Five turbines will operate in waters around 12 to 18 miles off the coast of Peterhead, Aberdeenshire as part of the Hywind project.

The project, which will have a total capacity of 30 megawatts, will begin later this year, with turbines erected in 2017 and the first power generated at the end of next year.

The Hywind Scotland Park was given consent from Marine Scotland in October, but before being given the go-ahead, the Crown Estate that manages leasing of the seabed and energy company Statoil had to meet planning, finance and legal requirements.

Rather than using fixed foundations on the seabed, the project will use a floating steel tube tethered to the seabed as a foundation for the turbines.

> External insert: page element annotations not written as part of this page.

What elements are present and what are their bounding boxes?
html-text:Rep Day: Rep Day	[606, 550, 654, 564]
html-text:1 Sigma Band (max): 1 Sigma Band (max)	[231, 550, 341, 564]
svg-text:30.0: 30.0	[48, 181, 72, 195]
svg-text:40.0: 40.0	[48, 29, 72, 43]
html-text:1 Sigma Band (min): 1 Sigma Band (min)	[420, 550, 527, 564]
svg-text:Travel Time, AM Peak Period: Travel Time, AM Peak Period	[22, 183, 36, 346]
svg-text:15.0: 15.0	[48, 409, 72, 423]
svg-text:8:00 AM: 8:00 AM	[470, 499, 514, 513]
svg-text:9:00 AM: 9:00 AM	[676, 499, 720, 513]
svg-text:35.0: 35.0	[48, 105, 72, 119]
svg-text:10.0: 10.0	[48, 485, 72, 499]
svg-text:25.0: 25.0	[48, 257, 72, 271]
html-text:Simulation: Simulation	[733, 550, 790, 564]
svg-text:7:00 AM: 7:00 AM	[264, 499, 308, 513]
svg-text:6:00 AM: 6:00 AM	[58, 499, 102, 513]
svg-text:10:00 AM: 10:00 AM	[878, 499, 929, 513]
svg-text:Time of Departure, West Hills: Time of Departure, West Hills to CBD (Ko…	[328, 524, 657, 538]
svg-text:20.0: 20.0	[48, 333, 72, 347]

the project will use a floating steel tube tethered to the seabed as a foundation for the turbines

Offshore wind is a key part of Europe’s target to source 20 per cent of final energy consumption from renewables.

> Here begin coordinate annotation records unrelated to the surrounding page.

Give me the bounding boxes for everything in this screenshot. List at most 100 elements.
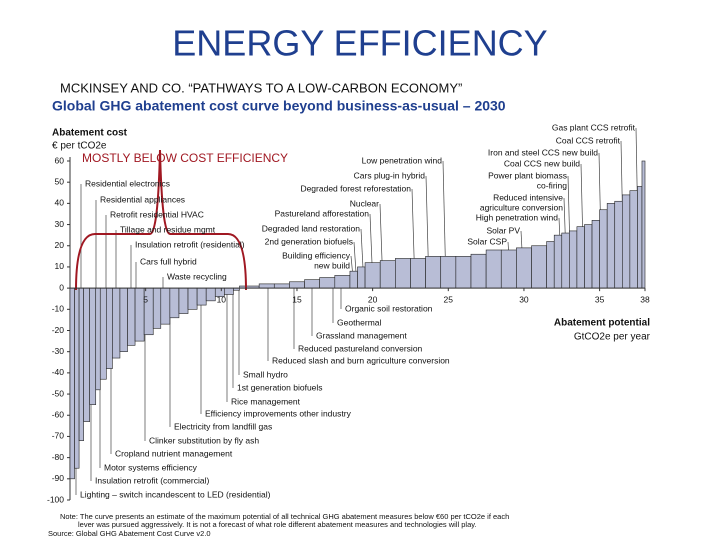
highlight-label: MOSTLY BELOW COST EFFICIENCY	[82, 151, 288, 165]
bar	[99, 287, 107, 380]
x-tick-label: 10	[217, 294, 227, 304]
bar	[546, 241, 555, 289]
bar	[304, 279, 320, 289]
annotation: High penetration wind	[476, 212, 558, 222]
x-tick-label: 15	[292, 294, 302, 304]
annotation: Geothermal	[337, 317, 382, 327]
annotation: Insulation retrofit (commercial)	[95, 475, 209, 485]
bar	[119, 287, 128, 352]
bar	[319, 277, 336, 289]
y-tick-label: -100	[47, 494, 64, 504]
x-tick-label: 20	[368, 294, 378, 304]
annotation: Organic soil restoration	[345, 303, 433, 313]
highlight-curve	[75, 149, 247, 291]
bar	[178, 287, 189, 314]
y-tick-label: 10	[55, 261, 65, 271]
bar	[629, 190, 638, 289]
bar	[599, 209, 608, 289]
annotation: Insulation retrofit (residential)	[135, 239, 245, 249]
annotation: new build	[314, 260, 350, 270]
annotation: Iron and steel CCS new build	[488, 147, 598, 157]
x-axis-label: Abatement potential	[554, 318, 650, 329]
bar	[364, 262, 381, 289]
x-tick-label: 35	[595, 294, 605, 304]
annotation: Building efficiency	[282, 250, 351, 260]
annotation: agriculture conversion	[480, 202, 563, 212]
annotation: 2nd generation biofuels	[265, 236, 353, 246]
y-tick-label: 20	[55, 240, 65, 250]
bar	[187, 287, 198, 310]
y-tick-label: -50	[52, 388, 65, 398]
annotation: Reduced slash and burn agriculture conve…	[272, 355, 450, 365]
annotation: Gas plant CCS retrofit	[552, 122, 636, 132]
y-axis-label: Abatement cost	[52, 128, 128, 139]
bar	[258, 283, 275, 289]
y-tick-label: -70	[52, 431, 65, 441]
y-tick-label: -10	[52, 304, 65, 314]
annotation: Degraded land restoration	[262, 223, 361, 233]
annotation: Cropland nutrient management	[115, 448, 233, 458]
annotation: Power plant biomass	[488, 170, 567, 180]
bar	[196, 287, 207, 306]
bar	[112, 287, 121, 359]
bar	[357, 266, 366, 289]
annotation: Solar CSP	[467, 236, 507, 246]
bar	[622, 194, 631, 289]
y-tick-label: -30	[52, 346, 65, 356]
subtitle: MCKINSEY AND CO. “PATHWAYS TO A LOW-CARB…	[60, 80, 462, 95]
bar	[83, 287, 90, 422]
annotation: Retrofit residential HVAC	[110, 209, 204, 219]
annotation: Rice management	[231, 396, 301, 406]
note: Note: The curve presents an estimate of …	[60, 512, 509, 521]
bar	[205, 287, 216, 302]
bar	[470, 253, 487, 289]
bar	[606, 203, 616, 289]
annotation: 1st generation biofuels	[237, 382, 323, 392]
y-tick-label: 50	[55, 176, 65, 186]
annotation: Pastureland afforestation	[275, 208, 370, 218]
annotation: Lighting – switch incandescent to LED (r…	[80, 489, 271, 499]
annotation: Clinker substitution by fly ash	[149, 435, 259, 445]
bar	[584, 224, 593, 289]
bar	[169, 287, 180, 319]
bar	[379, 260, 396, 289]
bar	[569, 230, 578, 289]
annotation: Tillage and residue mgmt	[120, 224, 216, 234]
plot	[69, 160, 646, 480]
annotation: Efficiency improvements other industry	[205, 408, 352, 418]
y-tick-label: -60	[52, 410, 65, 420]
annotation: Degraded forest reforestation	[300, 183, 411, 193]
annotation: Electricity from landfill gas	[174, 421, 272, 431]
y-tick-label: -90	[52, 473, 65, 483]
y-tick-label: 0	[59, 282, 64, 292]
y-tick-label: 60	[55, 155, 65, 165]
bar	[349, 270, 358, 289]
chart-title: Global GHG abatement cost curve beyond b…	[52, 98, 506, 114]
bar	[106, 287, 113, 369]
bar	[641, 160, 646, 289]
bar	[152, 287, 162, 329]
x-tick-label: 38	[640, 294, 650, 304]
annotation: co-firing	[537, 180, 568, 190]
annotation: Residential appliances	[100, 194, 185, 204]
bar	[591, 220, 600, 289]
y-tick-label: 30	[55, 219, 65, 229]
annotation: Cars plug-in hybrid	[354, 170, 426, 180]
annotation: Cars full hybrid	[140, 256, 197, 266]
annotation: Coal CCS retrofit	[556, 135, 621, 145]
annotation: Reduced intensive	[493, 192, 563, 202]
bar	[576, 226, 585, 289]
bar	[516, 247, 532, 289]
bar	[127, 287, 136, 346]
annotation: Waste recycling	[167, 271, 227, 281]
bar	[69, 287, 75, 480]
bar	[455, 256, 472, 289]
bar	[95, 287, 101, 391]
annotation: Solar PV	[486, 225, 520, 235]
x-tick-label: 5	[143, 294, 148, 304]
x-axis-unit: GtCO2e per year	[574, 332, 651, 343]
bar	[425, 256, 442, 289]
bar	[89, 287, 97, 405]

More than 91 per cent of the world’s offshore wind power is currently installed off northern Europe, in the North, Baltic and Irish Seas, and the English Channel.

Presently, offshore wind makes up just three per cent of the global installed capacity, however governments outside of Europe have also set ambitious targets for offshore wind and development is set to get underway in China, Japan, South Korea, Taiwan and the US. Other markets such as India and Brazil have also expressed interest in offshore development.

"We are very pleased to develop this project in Scotland, in a region with a huge wind resource and an experienced supply chain from oil and gas,” said Project Director Leif Delp. “Through the hard work of industry and supportive government policies, the UK and Scotland is taking a position at the forefront of developing offshore wind as a competitive new energy source.”

Ronnie Quinn, general manager of the Crown Estate in Scotland, said: "Hywind is the first of its kind in the world. Its successful operation will demonstrate the viability of floating wind in deep water locations and bring forward cost reduction techniques that will move the whole sector forward.

"By working to share best practice and deploying our expertise in seabed leasing, we've been able to support the development of emerging technologies, from floating wind to tidal current energy, placing Scotland in a very strong position to secure global investment in low carbon energy."

WWF Scotland director Lang Banks said: "With the right political support for offshore wind and other technologies, Scotland is well placed to become the EU's first renewable electricity nation.

"However, if this is to happen then the forthcoming review of Scotland's energy strategy must also include steps to improve energy efficiency, manage demand, and increase energy storage as well as interconnectors."